Abhinav Ajgaonkar: CTO at Crowd Riff

Brady Gentile: Community Manager at DataStax

 

Brady: Today we have Abhinav Ajgaonkar, CTO of CrowdRiff. Hi Abhinav – to start things off, what does Crowdriff do?

 

Abhinav: Crowd Riff’s main product is our social scoring platform. We help brands analyze their communities by scoring and segmenting their audience on social networks like Twitter, Facebook and Instagram.

 

Brady: So, how does the Cassandra fit into the mix of what it is you’re doing at CrowdRiff?

 

Abhinav: We gather activities of users across all social networks push them into a distributed graph database called Titan. Titan supports three storage backends: Apache HBase, Oracle BerkleyDB and Apache Cassandra. We’ve chosen to go with option number 3.

 

Brady: Why did you pick Apache Cassandra and were there other technologies that you evaluated it against or that you migrated from?

 

Abhinav: We are currently in the process of moving away from MongoDB. As we were planning the current iteration of the product, we realized that a graph database would be an excellent fit for our data model. We tested Neo4j, Titan and a couple of other graph databases. With Titan, we tried both HBase and Cassandra and concluded that Cassandra was the best fit for our use case. 

 

Brady: How has the transition been for you, going from MongoDB to Cassandra?

 

Abhinav: It’s been painless. “Excellent” would be another way to describe it.

 

Brady: We are beginning to see several MongoDB to Cassandra migrations in the community. Is there any advice that you might give someone who’s trying to do their own migration from Mongo to Cassandra at the moment?

 

Abhinav: The only thing that took some getting used to was the inability to nest data as deeply as you could with Mongo. That being said, if you’re nesting four levels deep, it’s probably not a good idea and you may want to rethink your data model.  The main difference from an Ops perspective is the sheer stability of a Cassandra cluster versus other systems that have run in a “single master” setup. Another huge bonus for us was the ability to add nodes to the cluster and have the storage, throughput and replication scale linearly.

 

Brady: What does your deployment look like?  

 

Abhinav: We’ve started with a 3-node cluster each with a single 8-core Intel Haswell CPU, 32GB of RAM and 2x2TB spinning disks in RAID 1. This setup is able to serve upwards of eighteen thousand reads per second without breaking a sweat.

 

Brady: Do you have any experience with the Apache Cassandra community, the Apache mailing list or Planet Cassandra or meetup groups?

 

Abhinav: I’ll be attending the inaugural meet-up scheduled by the Toronto Cassandra Users group in the first week of August.
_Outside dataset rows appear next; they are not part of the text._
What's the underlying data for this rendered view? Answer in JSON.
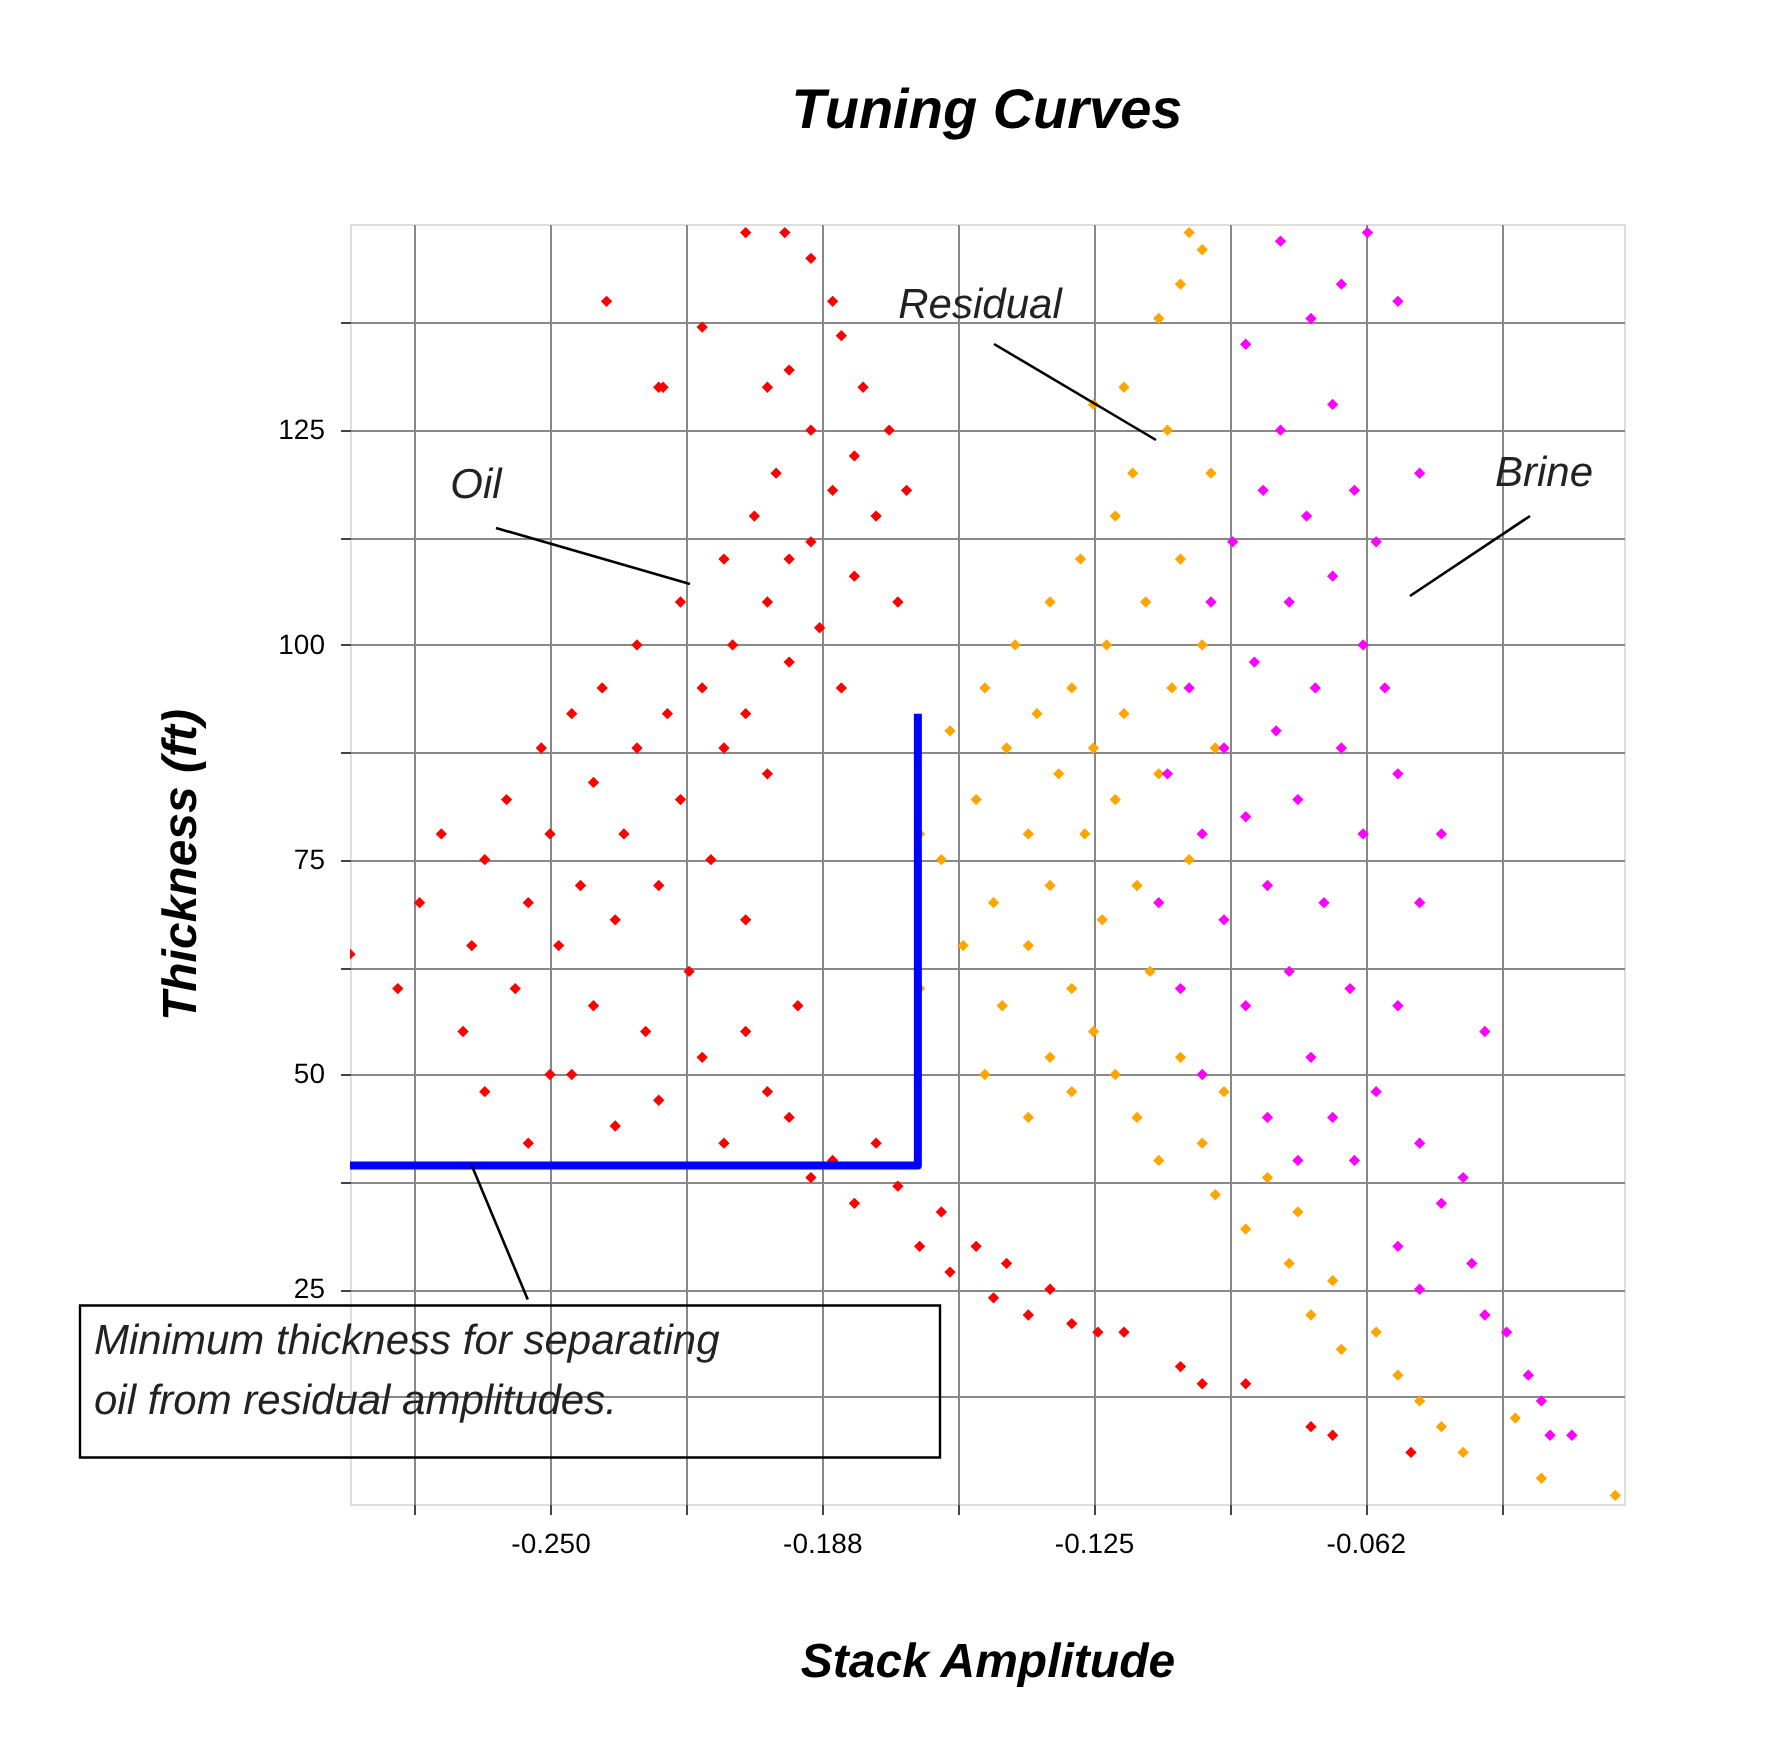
{
  "chart_data": {
    "type": "scatter",
    "title": "Tuning Curves",
    "xlabel": "Stack Amplitude",
    "ylabel": "Thickness (ft)",
    "xlim": [
      -0.296,
      -0.003
    ],
    "ylim": [
      0,
      149
    ],
    "xticks": [
      {
        "value": -0.28125,
        "label": null
      },
      {
        "value": -0.25,
        "label": "-0.250"
      },
      {
        "value": -0.21875,
        "label": null
      },
      {
        "value": -0.1875,
        "label": "-0.188"
      },
      {
        "value": -0.15625,
        "label": null
      },
      {
        "value": -0.125,
        "label": "-0.125"
      },
      {
        "value": -0.09375,
        "label": null
      },
      {
        "value": -0.0625,
        "label": "-0.062"
      },
      {
        "value": -0.03125,
        "label": null
      }
    ],
    "yticks": [
      {
        "value": 12.5,
        "label": null
      },
      25,
      {
        "value": 37.5,
        "label": null
      },
      50,
      {
        "value": 62.5,
        "label": null
      },
      75,
      {
        "value": 87.5,
        "label": null
      },
      100,
      {
        "value": 112.5,
        "label": null
      },
      125,
      {
        "value": 137.5,
        "label": null
      }
    ],
    "grid": true,
    "marker": "diamond",
    "series": [
      {
        "color": "#ff0000",
        "x": [
          -0.285,
          -0.28,
          -0.275,
          -0.27,
          -0.268,
          -0.265,
          -0.26,
          -0.258,
          -0.255,
          -0.252,
          -0.25,
          -0.25,
          -0.248,
          -0.245,
          -0.243,
          -0.24,
          -0.24,
          -0.238,
          -0.235,
          -0.233,
          -0.23,
          -0.23,
          -0.228,
          -0.225,
          -0.223,
          -0.22,
          -0.22,
          -0.218,
          -0.215,
          -0.213,
          -0.21,
          -0.21,
          -0.208,
          -0.205,
          -0.205,
          -0.203,
          -0.2,
          -0.2,
          -0.198,
          -0.195,
          -0.195,
          -0.193,
          -0.19,
          -0.19,
          -0.188,
          -0.185,
          -0.183,
          -0.18,
          -0.18,
          -0.178,
          -0.175,
          -0.172,
          -0.17,
          -0.168,
          -0.265,
          -0.255,
          -0.245,
          -0.235,
          -0.225,
          -0.215,
          -0.21,
          -0.205,
          -0.2,
          -0.195,
          -0.19,
          -0.185,
          -0.18,
          -0.175,
          -0.17,
          -0.165,
          -0.16,
          -0.158,
          -0.152,
          -0.148,
          -0.145,
          -0.14,
          -0.135,
          -0.13,
          -0.124,
          -0.118,
          -0.105,
          -0.1,
          -0.09,
          -0.075,
          -0.07,
          -0.052,
          -0.225,
          -0.215,
          -0.205,
          -0.196,
          -0.19,
          -0.185,
          -0.183,
          -0.2,
          -0.195,
          -0.237,
          -0.224,
          -0.296
        ],
        "values": [
          60,
          70,
          78,
          55,
          65,
          75,
          82,
          60,
          70,
          88,
          50,
          78,
          65,
          92,
          72,
          58,
          84,
          95,
          68,
          78,
          88,
          100,
          55,
          72,
          92,
          82,
          105,
          62,
          95,
          75,
          88,
          110,
          100,
          68,
          92,
          115,
          85,
          105,
          120,
          98,
          110,
          58,
          112,
          125,
          102,
          118,
          95,
          122,
          108,
          130,
          115,
          125,
          105,
          118,
          48,
          42,
          50,
          44,
          47,
          52,
          42,
          55,
          48,
          45,
          38,
          40,
          35,
          42,
          37,
          30,
          34,
          27,
          30,
          24,
          28,
          22,
          25,
          21,
          20,
          20,
          16,
          14,
          14,
          9,
          8,
          6,
          130,
          137,
          148,
          148,
          145,
          140,
          136,
          130,
          132,
          140,
          130,
          64
        ]
      },
      {
        "color": "#ffa500",
        "x": [
          -0.16,
          -0.158,
          -0.155,
          -0.152,
          -0.15,
          -0.148,
          -0.146,
          -0.145,
          -0.143,
          -0.14,
          -0.14,
          -0.138,
          -0.135,
          -0.135,
          -0.133,
          -0.13,
          -0.13,
          -0.128,
          -0.127,
          -0.125,
          -0.123,
          -0.122,
          -0.12,
          -0.12,
          -0.118,
          -0.116,
          -0.115,
          -0.113,
          -0.112,
          -0.11,
          -0.108,
          -0.107,
          -0.105,
          -0.103,
          -0.1,
          -0.098,
          -0.097,
          -0.125,
          -0.118,
          -0.11,
          -0.105,
          -0.103,
          -0.1,
          -0.15,
          -0.14,
          -0.135,
          -0.13,
          -0.125,
          -0.12,
          -0.115,
          -0.11,
          -0.105,
          -0.1,
          -0.097,
          -0.095,
          -0.09,
          -0.085,
          -0.08,
          -0.078,
          -0.075,
          -0.07,
          -0.068,
          -0.06,
          -0.055,
          -0.05,
          -0.045,
          -0.04,
          -0.028,
          -0.022,
          -0.005,
          -0.165,
          -0.165
        ],
        "values": [
          75,
          90,
          65,
          82,
          95,
          70,
          58,
          88,
          100,
          78,
          65,
          92,
          105,
          72,
          85,
          60,
          95,
          110,
          78,
          88,
          68,
          100,
          115,
          82,
          92,
          120,
          72,
          105,
          62,
          85,
          125,
          95,
          110,
          75,
          100,
          120,
          88,
          128,
          130,
          138,
          142,
          148,
          146,
          50,
          45,
          52,
          48,
          55,
          50,
          45,
          40,
          52,
          42,
          36,
          48,
          32,
          38,
          28,
          34,
          22,
          26,
          18,
          20,
          15,
          12,
          9,
          6,
          10,
          3,
          1,
          60,
          78
        ]
      },
      {
        "color": "#ff00ff",
        "x": [
          -0.11,
          -0.108,
          -0.105,
          -0.103,
          -0.1,
          -0.1,
          -0.098,
          -0.095,
          -0.095,
          -0.093,
          -0.09,
          -0.09,
          -0.088,
          -0.086,
          -0.085,
          -0.083,
          -0.082,
          -0.08,
          -0.08,
          -0.078,
          -0.076,
          -0.075,
          -0.074,
          -0.072,
          -0.07,
          -0.07,
          -0.068,
          -0.066,
          -0.065,
          -0.063,
          -0.063,
          -0.06,
          -0.058,
          -0.09,
          -0.082,
          -0.075,
          -0.068,
          -0.062,
          -0.055,
          -0.05,
          -0.055,
          -0.05,
          -0.045,
          -0.055,
          -0.06,
          -0.07,
          -0.065,
          -0.05,
          -0.045,
          -0.04,
          -0.055,
          -0.05,
          -0.038,
          -0.035,
          -0.03,
          -0.025,
          -0.022,
          -0.02,
          -0.015,
          -0.085,
          -0.078,
          -0.035
        ],
        "values": [
          70,
          85,
          60,
          95,
          78,
          50,
          105,
          68,
          88,
          112,
          58,
          80,
          98,
          118,
          72,
          90,
          125,
          62,
          105,
          82,
          115,
          52,
          95,
          70,
          108,
          128,
          88,
          60,
          118,
          100,
          78,
          112,
          95,
          135,
          147,
          138,
          142,
          148,
          140,
          120,
          85,
          70,
          78,
          58,
          48,
          45,
          40,
          42,
          35,
          38,
          30,
          25,
          28,
          22,
          20,
          15,
          12,
          8,
          8,
          45,
          40,
          55
        ]
      },
      {
        "type": "line",
        "marker": "none",
        "color": "#0000ff",
        "x": [
          -0.296,
          -0.1654,
          -0.1654
        ],
        "values": [
          39.4,
          39.4,
          92
        ]
      }
    ],
    "annotations": [
      "Oil",
      "Residual",
      "Brine",
      {
        "text": "Minimum thickness for separating\noil from residual amplitudes.",
        "x": -0.268,
        "y": 39.4
      }
    ]
  }
}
Other than that, I haven’t had a reason to post on the mailing list, because the documentation and blog posts I’ve come across have been amazing. I haven’t had any questions that I couldn’t answer by reading the DataStax documentation.    

 

Brady: Excellent.  That’s really good to hear that the docs have been working out well for you and exciting that you’ll be at the first Toronto Cassandra Users Group meet-up.

 

Abhinav: Looking forward to it.  

 

Brady: In the future maybe CrowdRiff could come and present to the group and share their experience as well.  

 

Abhinav: Absolutely.

 

Brady: Abhinav, thanks so much for joining us and is there anything else that you’d like to add?

 

Abhinav: Initially, I’m not sure why, but I was under the impression that Cassandra would be really difficult to setup and run. Turns out, its quite the opposite. If you decide to give it a shot and dive in, I think you’ll be pleasantly surprised.

 

Brady: Good advice.  All right, thanks so much, Abhinav.